Wondering.  Worrying. 

Is it enough?  Am I being a good mother?  Am I raising Godly children? 

And I never know.  Some days, I think it's working.  Other days I feel like I got hit by a tank. 

Another diaper. More dinner.  Dishes. Laundry to fold. Hair to cut.  Boo-boos to kiss. Hearts to mend. Lessons to teach. Praise to give. Displine to administer.  Toys to pick up. Medical decisions to make. 

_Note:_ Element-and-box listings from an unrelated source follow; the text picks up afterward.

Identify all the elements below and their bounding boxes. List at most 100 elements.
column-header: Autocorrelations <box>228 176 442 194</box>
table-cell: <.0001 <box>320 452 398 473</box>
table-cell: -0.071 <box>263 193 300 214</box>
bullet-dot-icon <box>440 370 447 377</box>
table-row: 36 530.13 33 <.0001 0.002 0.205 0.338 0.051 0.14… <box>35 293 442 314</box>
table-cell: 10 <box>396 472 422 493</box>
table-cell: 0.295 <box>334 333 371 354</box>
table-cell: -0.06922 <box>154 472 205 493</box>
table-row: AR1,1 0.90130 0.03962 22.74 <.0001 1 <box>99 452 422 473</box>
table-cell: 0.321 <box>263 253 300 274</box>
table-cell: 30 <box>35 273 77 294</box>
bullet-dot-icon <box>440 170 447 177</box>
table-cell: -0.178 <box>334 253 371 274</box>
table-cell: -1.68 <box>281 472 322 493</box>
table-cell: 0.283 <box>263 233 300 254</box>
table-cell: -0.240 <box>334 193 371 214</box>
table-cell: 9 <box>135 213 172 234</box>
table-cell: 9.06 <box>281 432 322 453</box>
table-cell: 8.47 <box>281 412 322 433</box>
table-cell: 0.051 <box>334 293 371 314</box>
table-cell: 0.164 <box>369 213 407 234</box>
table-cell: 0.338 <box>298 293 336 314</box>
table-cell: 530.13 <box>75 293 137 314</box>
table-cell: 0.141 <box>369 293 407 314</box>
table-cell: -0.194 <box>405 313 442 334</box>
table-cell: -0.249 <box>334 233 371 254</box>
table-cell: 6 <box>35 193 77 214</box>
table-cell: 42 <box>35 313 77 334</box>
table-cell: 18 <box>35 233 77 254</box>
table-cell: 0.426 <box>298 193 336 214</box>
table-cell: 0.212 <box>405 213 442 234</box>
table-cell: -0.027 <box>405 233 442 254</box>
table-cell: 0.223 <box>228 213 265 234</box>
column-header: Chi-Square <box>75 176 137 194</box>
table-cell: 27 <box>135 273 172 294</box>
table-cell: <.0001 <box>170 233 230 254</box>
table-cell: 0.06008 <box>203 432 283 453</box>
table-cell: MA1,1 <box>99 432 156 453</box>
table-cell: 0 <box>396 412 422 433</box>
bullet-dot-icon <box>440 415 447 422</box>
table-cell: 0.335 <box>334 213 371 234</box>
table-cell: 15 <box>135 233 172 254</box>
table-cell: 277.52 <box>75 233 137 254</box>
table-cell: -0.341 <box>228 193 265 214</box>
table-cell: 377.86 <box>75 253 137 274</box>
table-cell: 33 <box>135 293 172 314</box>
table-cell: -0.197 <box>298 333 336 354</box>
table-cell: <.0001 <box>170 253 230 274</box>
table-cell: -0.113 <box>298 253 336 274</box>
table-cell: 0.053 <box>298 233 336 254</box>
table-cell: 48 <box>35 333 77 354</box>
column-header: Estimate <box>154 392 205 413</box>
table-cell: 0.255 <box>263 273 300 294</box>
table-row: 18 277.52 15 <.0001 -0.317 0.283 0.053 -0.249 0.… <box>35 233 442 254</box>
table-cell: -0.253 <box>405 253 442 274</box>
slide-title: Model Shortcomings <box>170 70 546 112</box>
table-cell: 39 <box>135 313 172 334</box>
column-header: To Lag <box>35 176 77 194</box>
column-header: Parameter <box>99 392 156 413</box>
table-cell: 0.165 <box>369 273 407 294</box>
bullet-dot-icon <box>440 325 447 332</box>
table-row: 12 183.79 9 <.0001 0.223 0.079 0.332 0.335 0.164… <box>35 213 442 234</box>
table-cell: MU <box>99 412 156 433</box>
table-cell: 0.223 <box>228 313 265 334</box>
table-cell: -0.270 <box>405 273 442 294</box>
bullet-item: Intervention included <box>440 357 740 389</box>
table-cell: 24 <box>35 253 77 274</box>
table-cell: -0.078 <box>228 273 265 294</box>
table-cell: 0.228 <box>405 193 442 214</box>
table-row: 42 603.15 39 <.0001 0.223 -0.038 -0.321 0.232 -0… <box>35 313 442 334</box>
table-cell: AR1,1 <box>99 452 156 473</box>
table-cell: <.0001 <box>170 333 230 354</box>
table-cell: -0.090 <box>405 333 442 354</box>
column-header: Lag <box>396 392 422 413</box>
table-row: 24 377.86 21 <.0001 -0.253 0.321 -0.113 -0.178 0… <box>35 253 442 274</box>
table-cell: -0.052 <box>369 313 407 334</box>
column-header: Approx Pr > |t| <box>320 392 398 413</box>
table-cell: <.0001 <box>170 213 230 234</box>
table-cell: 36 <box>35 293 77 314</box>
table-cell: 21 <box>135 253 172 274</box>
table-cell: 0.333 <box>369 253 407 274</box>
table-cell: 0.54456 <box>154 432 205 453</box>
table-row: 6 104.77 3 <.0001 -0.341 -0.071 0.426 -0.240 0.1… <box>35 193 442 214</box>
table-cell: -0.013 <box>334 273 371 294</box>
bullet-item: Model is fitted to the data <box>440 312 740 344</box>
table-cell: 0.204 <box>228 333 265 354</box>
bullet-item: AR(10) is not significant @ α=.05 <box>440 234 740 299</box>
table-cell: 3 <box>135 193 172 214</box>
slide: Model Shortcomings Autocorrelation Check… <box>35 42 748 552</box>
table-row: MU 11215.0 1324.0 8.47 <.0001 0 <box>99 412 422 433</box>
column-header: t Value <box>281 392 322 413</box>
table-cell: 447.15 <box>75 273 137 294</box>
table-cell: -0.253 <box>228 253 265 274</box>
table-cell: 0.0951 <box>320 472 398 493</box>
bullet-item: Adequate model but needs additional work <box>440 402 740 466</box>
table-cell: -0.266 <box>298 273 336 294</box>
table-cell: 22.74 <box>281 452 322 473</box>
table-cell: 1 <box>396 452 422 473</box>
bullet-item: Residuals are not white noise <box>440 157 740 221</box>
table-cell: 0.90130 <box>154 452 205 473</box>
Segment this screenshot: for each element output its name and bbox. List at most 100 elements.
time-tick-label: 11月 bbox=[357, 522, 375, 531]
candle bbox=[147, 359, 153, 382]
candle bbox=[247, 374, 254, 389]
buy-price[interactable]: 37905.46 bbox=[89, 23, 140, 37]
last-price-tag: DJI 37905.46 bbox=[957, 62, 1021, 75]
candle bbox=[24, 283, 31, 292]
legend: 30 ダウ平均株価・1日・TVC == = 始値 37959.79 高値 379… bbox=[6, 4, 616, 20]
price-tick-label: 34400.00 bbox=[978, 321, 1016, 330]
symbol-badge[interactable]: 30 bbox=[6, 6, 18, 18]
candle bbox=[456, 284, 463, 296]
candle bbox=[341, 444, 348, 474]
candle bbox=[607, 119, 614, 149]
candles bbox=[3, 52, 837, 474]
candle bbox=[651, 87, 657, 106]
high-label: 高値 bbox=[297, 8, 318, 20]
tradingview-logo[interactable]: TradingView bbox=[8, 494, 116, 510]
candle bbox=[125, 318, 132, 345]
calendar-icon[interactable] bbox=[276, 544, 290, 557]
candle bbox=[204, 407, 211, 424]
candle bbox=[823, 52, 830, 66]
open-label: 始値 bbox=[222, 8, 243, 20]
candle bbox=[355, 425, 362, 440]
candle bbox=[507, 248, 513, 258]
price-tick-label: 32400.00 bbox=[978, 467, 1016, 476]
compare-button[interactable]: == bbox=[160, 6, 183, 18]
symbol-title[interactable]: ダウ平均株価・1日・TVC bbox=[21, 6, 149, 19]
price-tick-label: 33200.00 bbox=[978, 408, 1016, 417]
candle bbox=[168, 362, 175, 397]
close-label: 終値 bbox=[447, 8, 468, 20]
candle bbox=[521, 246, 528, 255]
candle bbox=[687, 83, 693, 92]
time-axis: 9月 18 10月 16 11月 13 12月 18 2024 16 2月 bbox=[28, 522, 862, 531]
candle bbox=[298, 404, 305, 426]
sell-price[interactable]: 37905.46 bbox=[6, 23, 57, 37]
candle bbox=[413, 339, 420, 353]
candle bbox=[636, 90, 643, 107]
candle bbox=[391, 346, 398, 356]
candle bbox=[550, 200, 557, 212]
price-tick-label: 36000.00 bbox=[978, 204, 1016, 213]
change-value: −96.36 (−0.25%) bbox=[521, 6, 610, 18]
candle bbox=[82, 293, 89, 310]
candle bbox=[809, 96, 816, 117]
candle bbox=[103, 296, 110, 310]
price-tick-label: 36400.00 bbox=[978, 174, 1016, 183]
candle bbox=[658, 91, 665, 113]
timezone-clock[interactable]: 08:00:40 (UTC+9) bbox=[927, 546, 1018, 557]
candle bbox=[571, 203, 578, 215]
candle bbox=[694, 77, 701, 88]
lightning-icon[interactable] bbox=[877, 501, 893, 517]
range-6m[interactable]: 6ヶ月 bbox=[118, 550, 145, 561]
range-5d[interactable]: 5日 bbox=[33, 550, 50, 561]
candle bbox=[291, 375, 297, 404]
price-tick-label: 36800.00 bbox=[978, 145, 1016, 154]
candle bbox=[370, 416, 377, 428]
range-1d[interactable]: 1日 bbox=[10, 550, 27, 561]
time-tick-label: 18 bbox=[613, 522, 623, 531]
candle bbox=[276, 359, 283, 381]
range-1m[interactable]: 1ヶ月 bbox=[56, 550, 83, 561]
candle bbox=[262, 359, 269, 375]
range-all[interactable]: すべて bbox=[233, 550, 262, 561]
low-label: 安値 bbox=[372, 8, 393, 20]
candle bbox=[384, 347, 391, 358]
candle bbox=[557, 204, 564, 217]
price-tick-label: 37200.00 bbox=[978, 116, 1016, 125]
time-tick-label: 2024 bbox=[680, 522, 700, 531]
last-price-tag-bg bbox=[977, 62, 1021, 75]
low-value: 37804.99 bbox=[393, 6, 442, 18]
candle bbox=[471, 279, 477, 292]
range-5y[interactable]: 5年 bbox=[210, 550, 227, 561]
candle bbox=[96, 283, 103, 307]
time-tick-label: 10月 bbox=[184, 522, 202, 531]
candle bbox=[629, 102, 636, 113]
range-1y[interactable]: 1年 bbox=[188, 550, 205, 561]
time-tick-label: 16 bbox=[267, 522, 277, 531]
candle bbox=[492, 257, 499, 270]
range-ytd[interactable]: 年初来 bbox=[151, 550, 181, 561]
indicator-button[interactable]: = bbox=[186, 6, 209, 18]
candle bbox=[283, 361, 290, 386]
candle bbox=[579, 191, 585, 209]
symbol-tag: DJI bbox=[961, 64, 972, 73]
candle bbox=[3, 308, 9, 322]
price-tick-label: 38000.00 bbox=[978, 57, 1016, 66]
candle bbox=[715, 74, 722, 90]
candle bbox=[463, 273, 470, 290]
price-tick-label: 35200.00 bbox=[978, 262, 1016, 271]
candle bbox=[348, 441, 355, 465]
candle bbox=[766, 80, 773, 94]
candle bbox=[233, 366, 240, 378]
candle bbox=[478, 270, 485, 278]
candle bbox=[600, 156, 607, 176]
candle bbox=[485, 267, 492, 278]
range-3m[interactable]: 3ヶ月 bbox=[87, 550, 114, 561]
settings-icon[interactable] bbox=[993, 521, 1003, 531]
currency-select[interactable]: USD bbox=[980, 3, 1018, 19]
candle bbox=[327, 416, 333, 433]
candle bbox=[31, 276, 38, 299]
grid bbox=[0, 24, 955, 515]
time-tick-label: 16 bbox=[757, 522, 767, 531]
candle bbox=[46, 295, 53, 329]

And one day blurs into the next.  Always wondering if it's enough.  Praying for God to make up the difference (which on some days is 99% or more). 

One day, the rug is pulled out from under your feet and you look around to see if all your proverbial eggs in the nest are still OK.  Sometimes they're not.  And you just pick up and go on best you can. 

And in the middle of the heart wrenching chaos that is our lives some days, you hear a little voice say, "Mama" ... and you put on your proverbial cape and become MAMA again.  That little voice keeps you from spinning out of control on all the thoughts in your head, all the worries, all the doubts.  Because AT THIS MOMENT ... Someone needs me to be Mama. 

So carry on Mamas of the world.  You're doing a great job.  And no, it's not enough, but God WILL make up the difference.  Trust Him. 

He entrusted you with His most precious gifts in the world ... He has faith and confidence in you.  So carry on. 

And if you, like me, have mixed feelings about this day, it's OK... because it's complicated.  And that's OK too.


  1. Hi Beth-
    One of the most moving commentaries on Mother's Day that I have read. Thank you for sharing your heart. Blessings to you, Mama.

  2. It was great getting to meet you and your wonderful family todayas well as being with Rosa and Vicente. It is great to read Manny's story and get a little bit more of the details. God definitely has a purpose and is glorified by his life. Thanks for being such a wonderful Mama to your six blessings.

    Becky Leppard

  3. What a wonderful story of how God has worked to bring your family together. I'm so glad for all of those babies' mamas.